第1話~女神様の失態~
「まことにもうしわけございませぇぇ~ん」
自称女神様が涙と鼻水まみれの顔で全力で土下座をしてくる。
「どういうことか説明をお願いできますか?」
急な状況で俺も混乱しているが、自分以上に焦っている人を見るとなぜか冷静になってしまう。
「はい...‼1から説明しますと...」
女神様の説明はこうだった。
1.俺は暴走したトラックに轢かれて即死だった。
2.本来ならトラックの運転手のみが死亡する予定だった。
3.女神様の不手際により運命力(幸運や不幸を引き寄せる力)が低い俺は、完全に巻き込まれた。
要約するとこういうことだった。
「えぇと...それでですね...」
状況を頭で整理していたら女神様が話しかけてきた。
「今回の出来事は完全に私のミスですので...」
「本来なら今後のことは天界で創造神様がきめることなのですが、今回は特別にあなたにえらんでもらうことにします‼」
満面の笑みで女神様が言った。
「...それに、万が一今回のことがばれたら降格されちゃいますし...」
ぽつりと何かが聞こえた気がしたが聞き流す。
「選ぶ...??とはどういうことですか??」
「はい‼今から2つの選択肢をあげるので選んでほしいんです‼」
女神様の提案はこうだ。
1.元の世界に新しい命として生まれなおす。
2.女神様が管轄するもう一つの世界に転生する。
2つの世界を管轄する神様が凡ミスはどうなのだろうかと思ったが、いったん忘れることにした。
2つの提案に悩んでいると女神様が付け加えてきた。
「元の世界を選ぶ場合は、私の権限で現世で言う良家に生まれるように手配します。
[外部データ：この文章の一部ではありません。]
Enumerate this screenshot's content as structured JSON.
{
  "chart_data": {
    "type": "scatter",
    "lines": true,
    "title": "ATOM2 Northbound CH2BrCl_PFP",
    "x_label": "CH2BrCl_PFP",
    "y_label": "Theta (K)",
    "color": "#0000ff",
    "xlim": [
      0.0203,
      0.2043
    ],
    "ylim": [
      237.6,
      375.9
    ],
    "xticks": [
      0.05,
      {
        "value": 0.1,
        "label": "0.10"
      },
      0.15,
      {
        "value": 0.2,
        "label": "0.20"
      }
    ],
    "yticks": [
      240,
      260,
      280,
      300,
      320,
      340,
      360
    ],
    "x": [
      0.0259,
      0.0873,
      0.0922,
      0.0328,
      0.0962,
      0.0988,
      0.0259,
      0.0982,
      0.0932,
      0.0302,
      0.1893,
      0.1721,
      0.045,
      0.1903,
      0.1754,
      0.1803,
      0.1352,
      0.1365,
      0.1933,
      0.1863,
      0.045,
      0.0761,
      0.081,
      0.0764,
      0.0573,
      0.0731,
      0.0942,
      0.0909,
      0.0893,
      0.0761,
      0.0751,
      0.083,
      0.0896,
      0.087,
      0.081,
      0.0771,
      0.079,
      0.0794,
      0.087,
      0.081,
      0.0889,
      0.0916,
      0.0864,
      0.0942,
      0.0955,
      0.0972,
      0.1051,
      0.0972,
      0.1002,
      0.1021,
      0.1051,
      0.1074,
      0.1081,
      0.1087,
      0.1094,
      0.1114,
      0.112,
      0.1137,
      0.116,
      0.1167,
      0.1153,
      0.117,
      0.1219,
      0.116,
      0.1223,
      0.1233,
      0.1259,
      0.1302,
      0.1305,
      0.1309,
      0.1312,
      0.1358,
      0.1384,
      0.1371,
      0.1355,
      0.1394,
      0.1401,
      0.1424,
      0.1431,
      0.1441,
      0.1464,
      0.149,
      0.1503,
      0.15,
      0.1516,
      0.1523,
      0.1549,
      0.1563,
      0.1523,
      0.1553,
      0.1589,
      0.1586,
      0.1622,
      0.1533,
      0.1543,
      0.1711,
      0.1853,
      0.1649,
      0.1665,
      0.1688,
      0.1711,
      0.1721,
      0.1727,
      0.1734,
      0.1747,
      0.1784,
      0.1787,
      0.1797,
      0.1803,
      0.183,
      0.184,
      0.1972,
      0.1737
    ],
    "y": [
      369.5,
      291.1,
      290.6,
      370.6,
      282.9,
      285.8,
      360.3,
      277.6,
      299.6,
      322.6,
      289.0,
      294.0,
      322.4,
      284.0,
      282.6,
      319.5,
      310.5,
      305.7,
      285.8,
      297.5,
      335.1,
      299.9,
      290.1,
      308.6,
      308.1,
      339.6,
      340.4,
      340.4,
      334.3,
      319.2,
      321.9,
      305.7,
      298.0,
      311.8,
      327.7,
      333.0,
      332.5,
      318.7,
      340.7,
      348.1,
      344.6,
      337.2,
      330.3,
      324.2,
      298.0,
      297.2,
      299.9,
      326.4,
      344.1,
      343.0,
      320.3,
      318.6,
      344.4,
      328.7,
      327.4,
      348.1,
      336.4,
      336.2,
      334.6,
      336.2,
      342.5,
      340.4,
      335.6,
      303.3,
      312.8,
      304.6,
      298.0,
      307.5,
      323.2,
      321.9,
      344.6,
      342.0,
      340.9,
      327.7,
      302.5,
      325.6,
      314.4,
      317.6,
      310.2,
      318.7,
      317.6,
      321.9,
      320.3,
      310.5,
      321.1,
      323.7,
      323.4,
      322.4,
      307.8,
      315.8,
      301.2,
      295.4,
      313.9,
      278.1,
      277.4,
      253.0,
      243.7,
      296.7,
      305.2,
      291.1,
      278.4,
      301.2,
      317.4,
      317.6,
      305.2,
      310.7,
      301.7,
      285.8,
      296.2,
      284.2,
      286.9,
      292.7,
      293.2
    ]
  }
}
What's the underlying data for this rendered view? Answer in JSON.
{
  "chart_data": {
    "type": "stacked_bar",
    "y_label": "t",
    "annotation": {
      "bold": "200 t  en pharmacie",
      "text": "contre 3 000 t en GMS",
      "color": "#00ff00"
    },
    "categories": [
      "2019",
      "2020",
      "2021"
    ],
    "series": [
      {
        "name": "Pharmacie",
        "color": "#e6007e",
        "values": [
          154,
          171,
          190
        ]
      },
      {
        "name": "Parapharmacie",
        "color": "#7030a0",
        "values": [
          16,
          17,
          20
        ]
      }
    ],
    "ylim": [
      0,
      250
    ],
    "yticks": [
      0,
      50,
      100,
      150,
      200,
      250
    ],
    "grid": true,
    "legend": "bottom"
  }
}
」
「異世界への転生を選ぶ場合は、記憶の引継ぎとステータスを少し底上げします。」
元の世界に帰れるの一言で兄の顔が浮かんだが、良家というものにいい思い出はない。
全ての家庭があそこまで酷くはないだろうが、正直また同じようになる可能性を考えると怖いと思う。
そして、結論を出した。
「異世界への転生をお願いします。」
俺のためにあそこまでしてくれた兄には申し訳ないが、異世界転生というものにも憧れがある。